Energy Audit Study

The term energy audit is commonly used to describe a broad spectrum of energy studies ranging from a quick walk-through of a facility to identify major problem areas to a comprehensive analysis of the implications of alternative energy efficiency measures sufficient to satisfy the financial criteria of sophisticated investors. Three common audit programs are described in more detail below, although the actual tasks performed and level of effort may vary with the consultant providing services under these broad headings. The only way to insure that a proposed audit will meet your specific needs is to spell out those requirements in a detailed scope of work. Taking the time to prepare a formal solicitation will also assure the building owner of receiving competitive and comparable proposals.


PRELIMINARY AUDIT

The preliminary audit alternatively called a simple audit, screening audit or walk-through audit, is the simplest and quickest type of audit. It involves minimal interviews with site operating personnel, a brief review of facility utility bills and other operating data, and a walk-through of the facility to become familiar with the building operation and identify glaring areas of energy waste or inefficiency. Typically, only major problem areas will be uncovered during this type of audit. Corrective measures are briefly described, and quick estimates of implementation cost, potential operating cost savings, and simple payback periods are provided. This level of detail, while not sufficient for reaching a final decision on implementing proposed measures, is adequate to prioritize energy efficiency projects and determine the need for a more detailed audit.


DETAILED ENERGY AUDIT

The detailed energy audit expands on the preliminary audit described above by collecting more detailed information about facility operation and performing a more detailed evaluation of energy conservation measures identified.
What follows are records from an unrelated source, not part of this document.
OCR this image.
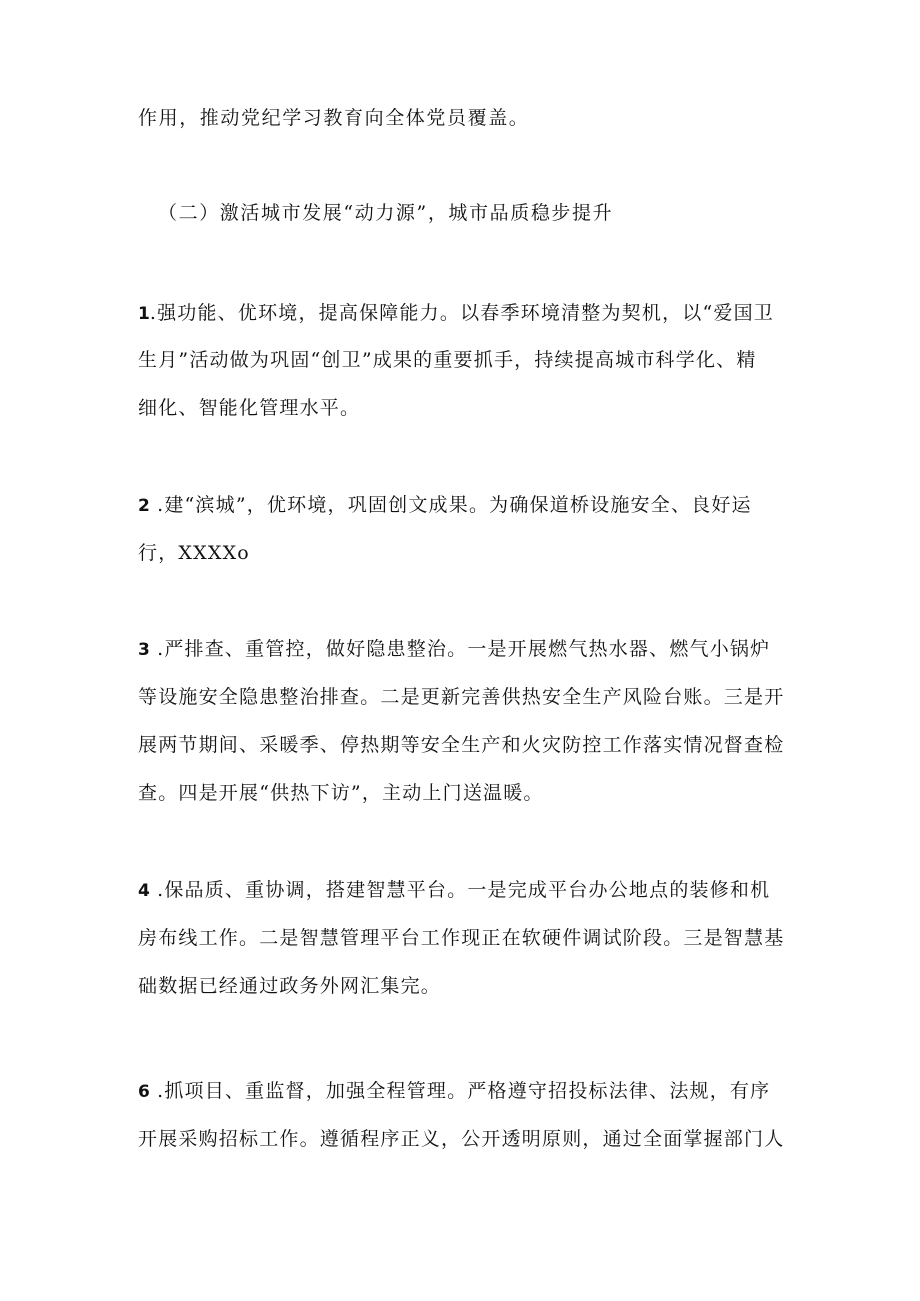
作用，推动党纪学习教育向全体党员覆盖。
（二）激活城市发展“动力源”，城市品质稳步提升
1.强功能、优环境，提高保障能力。以春季环境清整为契机，以“爱国卫
生月”活动做为巩固“创卫”成果的重要抓手，持续提高城市科学化、精
细化、智能化管理水平。
2 .建“滨城”，优环境，巩固创文成果。为确保道桥设施安全、良好运
行，XXXXo
3 .严排查、重管控，做好隐患整治。一是开展燃气热水器、燃气小锅炉
等设施安全隐患整治排查。二是更新完善供热安全生产风险台账。三是开
展两节期间、采暖季、停热期等安全生产和火灾防控工作落实情况督查检
查。四是开展“供热下访”，主动上门送温暖。
4 .保品质、重协调，搭建智慧平台。一是完成平台办公地点的装修和机
房布线工作。二是智慧管理平台工作现正在软硬件调试阶段。三是智慧基
础数据已经通过政务外网汇集完。
6 .抓项目、重监督，加强全程管理。严格遵守招投标法律、法规，有序
开展采购招标工作。遵循程序正义，公开透明原则，通过全面掌握部门人
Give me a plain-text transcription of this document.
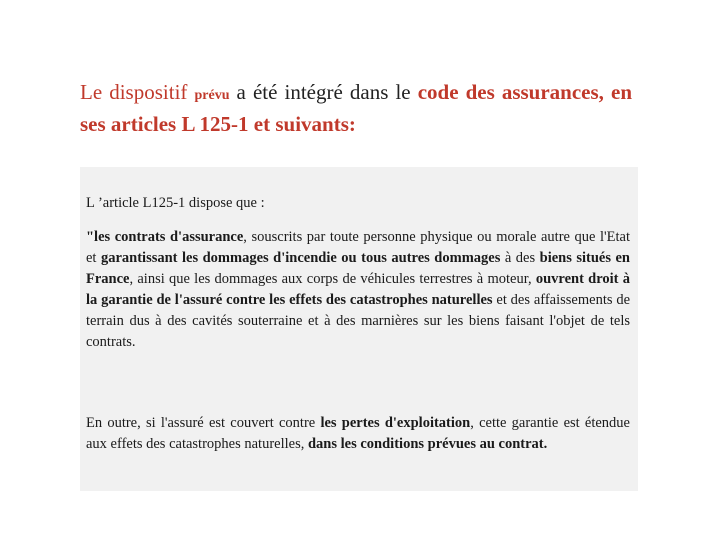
Le dispositif prévu a été intégré dans le code des assurances, en ses articles L 125-1 et suivants:

L ’article L125-1 dispose que :

"les contrats d'assurance, souscrits par toute personne physique ou morale autre que l'Etat et garantissant les dommages d'incendie ou tous autres dommages à des biens situés en France, ainsi que les dommages aux corps de véhicules terrestres à moteur, ouvrent droit à la garantie de l'assuré contre les effets des catastrophes naturelles et des affaissements de terrain dus à des cavités souterraine et à des marnières sur les biens faisant l'objet de tels contrats.

En outre, si l'assuré est couvert contre les pertes d'exploitation, cette garantie est étendue aux effets des catastrophes naturelles, dans les conditions prévues au contrat.
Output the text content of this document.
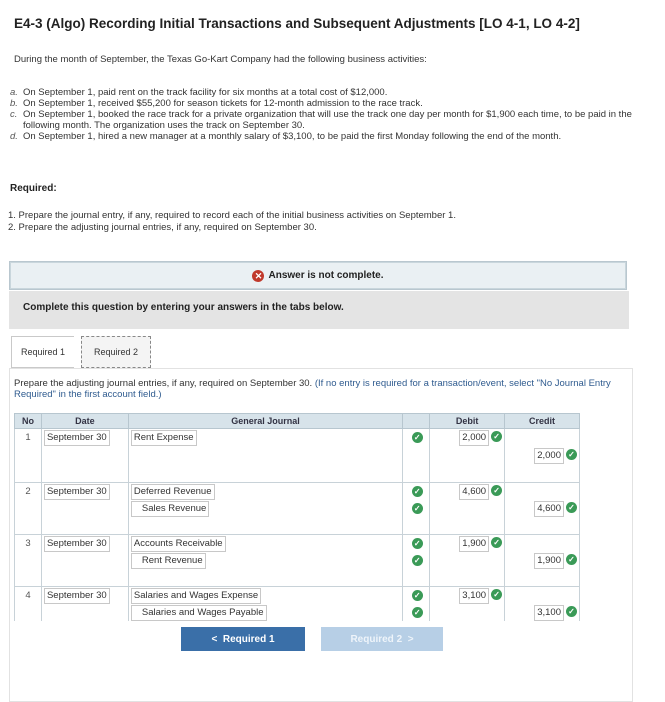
E4-3 (Algo) Recording Initial Transactions and Subsequent Adjustments [LO 4-1, LO 4-2]
During the month of September, the Texas Go-Kart Company had the following business activities:
a. On September 1, paid rent on the track facility for six months at a total cost of $12,000.
b. On September 1, received $55,200 for season tickets for 12-month admission to the race track.
c. On September 1, booked the race track for a private organization that will use the track one day per month for $1,900 each time, to be paid in the following month. The organization uses the track on September 30.
d. On September 1, hired a new manager at a monthly salary of $3,100, to be paid the first Monday following the end of the month.
Required:
1. Prepare the journal entry, if any, required to record each of the initial business activities on September 1.
2. Prepare the adjusting journal entries, if any, required on September 30.
✕ Answer is not complete.
Complete this question by entering your answers in the tabs below.
Required 1	Required 2
Prepare the adjusting journal entries, if any, required on September 30. (If no entry is required for a transaction/event, select "No Journal Entry Required" in the first account field.)
No	Date	General Journal		Debit	Credit
1	September 30	Rent Expense	✓	2,000 ✓	
					2,000 ✓

2	September 30	Deferred Revenue	✓	4,600 ✓	
		Sales Revenue	✓		4,600 ✓

3	September 30	Accounts Receivable	✓	1,900 ✓	
		Rent Revenue	✓		1,900 ✓

4	September 30	Salaries and Wages Expense	✓	3,100 ✓	
		Salaries and Wages Payable	✓		3,100 ✓
< Required 1	Required 2 >
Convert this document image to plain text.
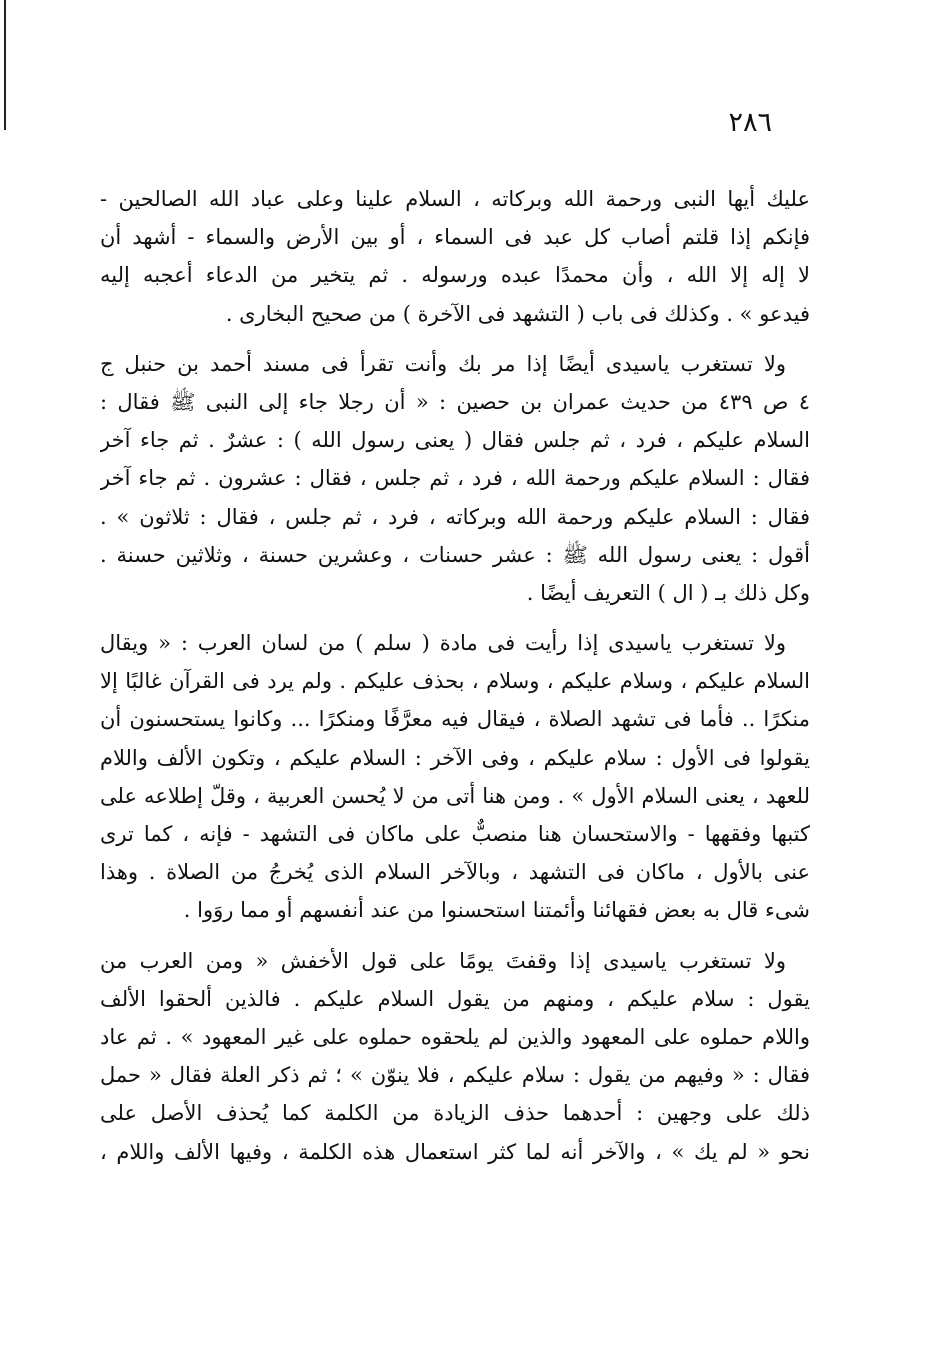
٢٨٦
عليك أيها النبى ورحمة الله وبركاته ، السلام علينا وعلى عباد الله الصالحين -
فإنكم إذا قلتم أصاب كل عبد فى السماء ، أو بين الأرض والسماء - أشهد أن
لا إله إلا الله ، وأن محمدًا عبده ورسوله . ثم يتخير من الدعاء أعجبه إليه
فيدعو » . وكذلك فى باب ( التشهد فى الآخرة ) من صحيح البخارى .
ولا تستغرب ياسيدى أيضًا إذا مر بك وأنت تقرأ فى مسند أحمد بن حنبل ج
٤ ص ٤٣٩ من حديث عمران بن حصين : « أن رجلا جاء إلى النبى ﷺ فقال :
السلام عليكم ، فرد ، ثم جلس فقال ( يعنى رسول الله ) : عشرٌ . ثم جاء آخر
فقال : السلام عليكم ورحمة الله ، فرد ، ثم جلس ، فقال : عشرون . ثم جاء آخر
فقال : السلام عليكم ورحمة الله وبركاته ، فرد ، ثم جلس ، فقال : ثلاثون » .
أقول : يعنى رسول الله ﷺ : عشر حسنات ، وعشرين حسنة ، وثلاثين حسنة .
وكل ذلك بـ ( ال ) التعريف أيضًا .
ولا تستغرب ياسيدى إذا رأيت فى مادة ( سلم ) من لسان العرب : « ويقال
السلام عليكم ، وسلام عليكم ، وسلام ، بحذف عليكم . ولم يرد فى القرآن غالبًا إلا
منكرًا .. فأما فى تشهد الصلاة ، فيقال فيه معرَّفًا ومنكرًا ... وكانوا يستحسنون أن
يقولوا فى الأول : سلام عليكم ، وفى الآخر : السلام عليكم ، وتكون الألف واللام
للعهد ، يعنى السلام الأول » . ومن هنا أتى من لا يُحسن العربية ، وقلّ إطلاعه على
كتبها وفقهها - والاستحسان هنا منصبٌّ على ماكان فى التشهد - فإنه ، كما ترى
عنى بالأول ، ماكان فى التشهد ، وبالآخر السلام الذى يُخرجُ من الصلاة . وهذا
شىء قال به بعض فقهائنا وأئمتنا استحسنوا من عند أنفسهم أو مما روَوا .
ولا تستغرب ياسيدى إذا وقفتَ يومًا على قول الأخفش « ومن العرب من
يقول : سلام عليكم ، ومنهم من يقول السلام عليكم . فالذين ألحقوا الألف
واللام حملوه على المعهود والذين لم يلحقوه حملوه على غير المعهود » . ثم عاد
فقال : « وفيهم من يقول : سلام عليكم ، فلا ينوّن » ؛ ثم ذكر العلة فقال « حمل
ذلك على وجهين : أحدهما حذف الزيادة من الكلمة كما يُحذف الأصل على
نحو « لم يك » ، والآخر أنه لما كثر استعمال هذه الكلمة ، وفيها الألف واللام ،
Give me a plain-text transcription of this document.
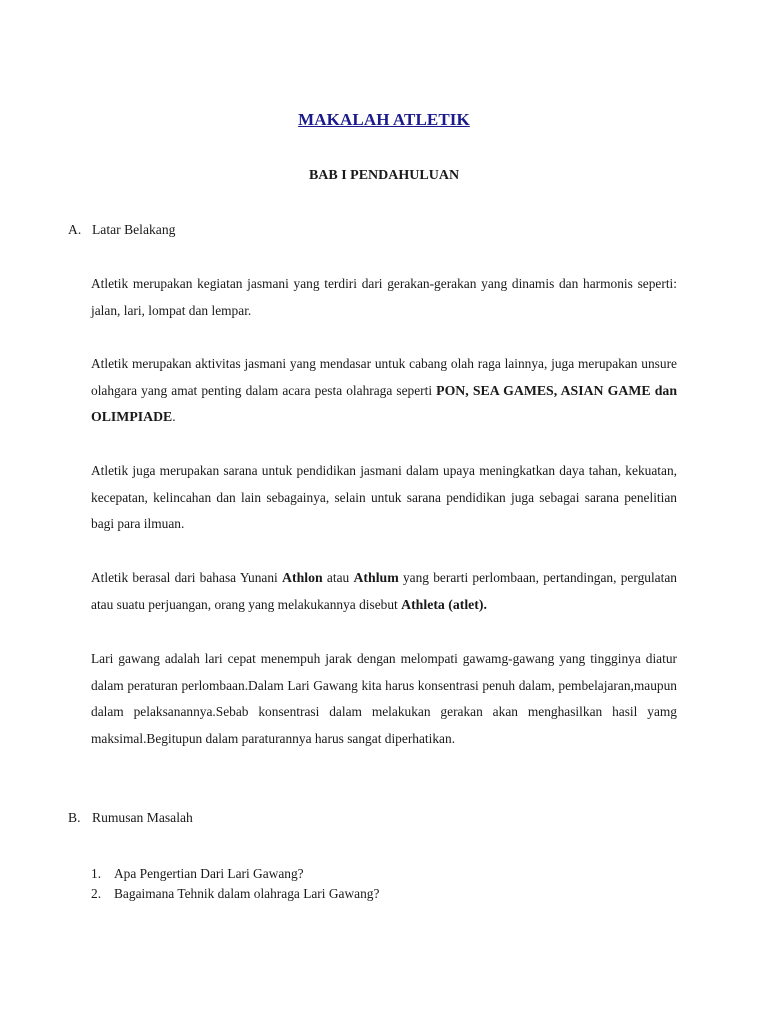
MAKALAH ATLETIK
BAB I PENDAHULUAN
A. Latar Belakang
Atletik merupakan kegiatan jasmani yang terdiri dari gerakan-gerakan yang dinamis dan harmonis seperti: jalan, lari, lompat dan lempar.
Atletik merupakan aktivitas jasmani yang mendasar untuk cabang olah raga lainnya, juga merupakan unsure olahgara yang amat penting dalam acara pesta olahraga seperti PON, SEA GAMES, ASIAN GAME dan OLIMPIADE.
Atletik juga merupakan sarana untuk pendidikan jasmani dalam upaya meningkatkan daya tahan, kekuatan, kecepatan, kelincahan dan lain sebagainya, selain untuk sarana pendidikan juga sebagai sarana penelitian bagi para ilmuan.
Atletik berasal dari bahasa Yunani Athlon atau Athlum yang berarti perlombaan, pertandingan, pergulatan atau suatu perjuangan, orang yang melakukannya disebut Athleta (atlet).
Lari gawang adalah lari cepat menempuh jarak dengan melompati gawamg-gawang yang tingginya diatur dalam peraturan perlombaan.Dalam Lari Gawang kita harus konsentrasi penuh dalam, pembelajaran,maupun dalam pelaksanannya.Sebab konsentrasi dalam melakukan gerakan akan menghasilkan hasil yamg maksimal.Begitupun dalam paraturannya harus sangat diperhatikan.
B. Rumusan Masalah
1. Apa Pengertian Dari Lari Gawang?
2. Bagaimana Tehnik dalam olahraga Lari Gawang?
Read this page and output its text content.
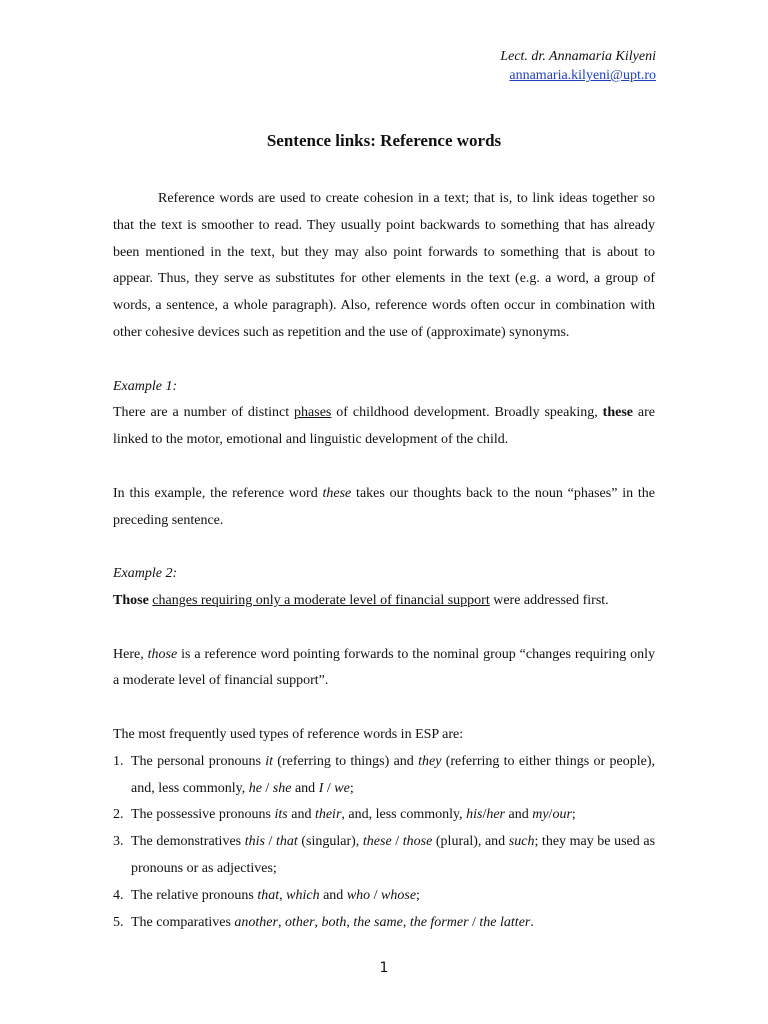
Lect. dr. Annamaria Kilyeni
annamaria.kilyeni@upt.ro
Sentence links: Reference words

Reference words are used to create cohesion in a text; that is, to link ideas together so that the text is smoother to read. They usually point backwards to something that has already been mentioned in the text, but they may also point forwards to something that is about to appear. Thus, they serve as substitutes for other elements in the text (e.g. a word, a group of words, a sentence, a whole paragraph). Also, reference words often occur in combination with other cohesive devices such as repetition and the use of (approximate) synonyms.

Example 1:

There are a number of distinct phases of childhood development. Broadly speaking, these are linked to the motor, emotional and linguistic development of the child.

In this example, the reference word these takes our thoughts back to the noun “phases” in the preceding sentence.

Example 2:

Those changes requiring only a moderate level of financial support were addressed first.

Here, those is a reference word pointing forwards to the nominal group “changes requiring only a moderate level of financial support”.

The most frequently used types of reference words in ESP are:

1. The personal pronouns it (referring to things) and they (referring to either things or people), and, less commonly, he / she and I / we;
2. The possessive pronouns its and their, and, less commonly, his/her and my/our;
3. The demonstratives this / that (singular), these / those (plural), and such; they may be used as pronouns or as adjectives;
4. The relative pronouns that, which and who / whose;
5. The comparatives another, other, both, the same, the former / the latter.
1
Utility bills are collected for a 12 to 36 month period to allow the auditor to evaluate the facility’s energy/demand rate structures, and energy usage profiles. Additional metering of specific energy-consuming systems is often performed to supplement utility data. In-depth interviews with facility operating personnel are conducted to provide a better understanding of major energy consuming systems as well as insight into variations in daily and annual energy consumption and demand. This type of audit will be able to identify all energy conservation measures appropriate for the facility given its operating parameters. A detailed financial analysis is performed for each measure based on detailed implementation cost estimates, site-specific operating cost savings, and the customer’s investment criteria. Sufficient detail is provided to justify project implementation.